To accommodate this activity, growth cones are believed to pool mRNAs that code for receptors and intracellular signaling proteins involved in cytoskeleton remodeling. In Xenopus retinotectal projection systems, the expression of these proteins has been shown to be influenced by guidance cues and the subsequent activation of local translation machinery. The attractive cue Netrin-1, stimulates mRNA transport and influence synthesis of β-Actin in filopodia of growth cones, to restructure and steer RGC growth cones in the direction of Netrin secretion. While the repulsive cue, Slit, is suggested to stimulate the translation of Cofilin (an actin depolymerizing factor) in growth cones, leading to axon repulsion. In addition, severed commissural axons in chicks, display the capability of translating and expressing Eph-A2 receptor during midline crossing. As a result, studies suggest that local protein expression is a convenient mechanism to explain the rapid, dynamic, and autonomous nature of growth cone advancement in response to guidance molecules.
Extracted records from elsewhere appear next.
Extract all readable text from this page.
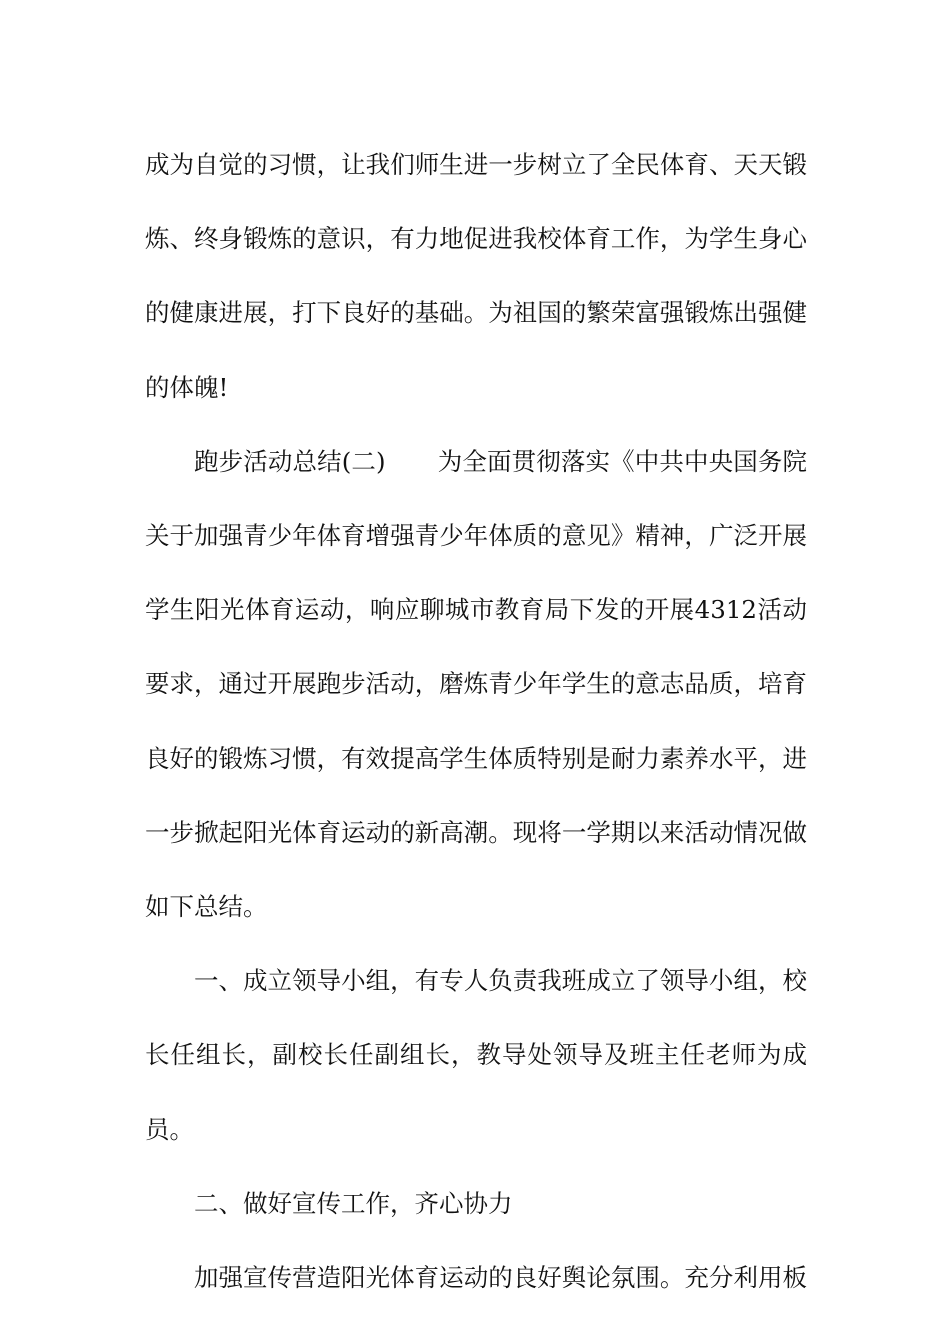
成为自觉的习惯，让我们师生进一步树立了全民体育、天天锻炼、终身锻炼的意识，有力地促进我校体育工作，为学生身心的健康进展，打下良好的基础。为祖国的繁荣富强锻炼出强健的体魄!

跑步活动总结(二) 为全面贯彻落实《中共中央国务院关于加强青少年体育增强青少年体质的意见》精神，广泛开展学生阳光体育运动，响应聊城市教育局下发的开展4312活动要求，通过开展跑步活动，磨炼青少年学生的意志品质，培育良好的锻炼习惯，有效提高学生体质特别是耐力素养水平，进一步掀起阳光体育运动的新高潮。现将一学期以来活动情况做如下总结。

一、成立领导小组，有专人负责我班成立了领导小组，校长任组长，副校长任副组长，教导处领导及班主任老师为成员。

二、做好宣传工作，齐心协力

加强宣传营造阳光体育运动的良好舆论氛围。充分利用板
====The axon growth hypothesis and the consensus connectome dynamics====

Contemporary diffusion-weighted MRI techniques may also uncover the macroscopical process of axonal development. The connectome, or the braingraph, can be constructed from diffusion MRI data: the vertices of the graph correspond to anatomically labelled brain areas, and two such vertices, say u and v, are connected by an edge if the tractography phase of the data processing finds an axonal fiber that connects the two areas, corresponding to u and v. Numerous braingraphs, computed from the Human Connectome Project can be downloaded from the http://braingraph.org site. The Consensus Connectome Dynamics (CCD) is a remarkable phenomenon that was discovered by continuously decreasing the minimum confidence-parameter at the graphical interface of the Budapest Reference Connectome Server. The Budapest Reference Connectome Server depicts the cerebral connections of n=418 subjects with a frequency-parameter k: For any k=1,2,...,n one can view the graph of the edges that are present in at least k connectomes. If parameter k is decreased one-by-one from k=n through k=1 then more and more edges appear in the graph, since the inclusion condition is relaxed. The surprising observation is that the appearance of the edges is far from random: it resembles a growing, complex structure, like a tree or a shrub (visualized on .
It is hypothesized in that the growing structure copies the axonal development of the human brain: the earliest developing connections (axonal fibers) are common in most of the subjects, and the subsequently developing connections have larger and larger variance, because their variances are accumulated in the process of axonal development.

== Genetic association ==
Axon guidance is genetically associated with other characteristics or features. For example, enrichment analyses of different signaling pathways led to the discovery of a genetic association with intracranial volume.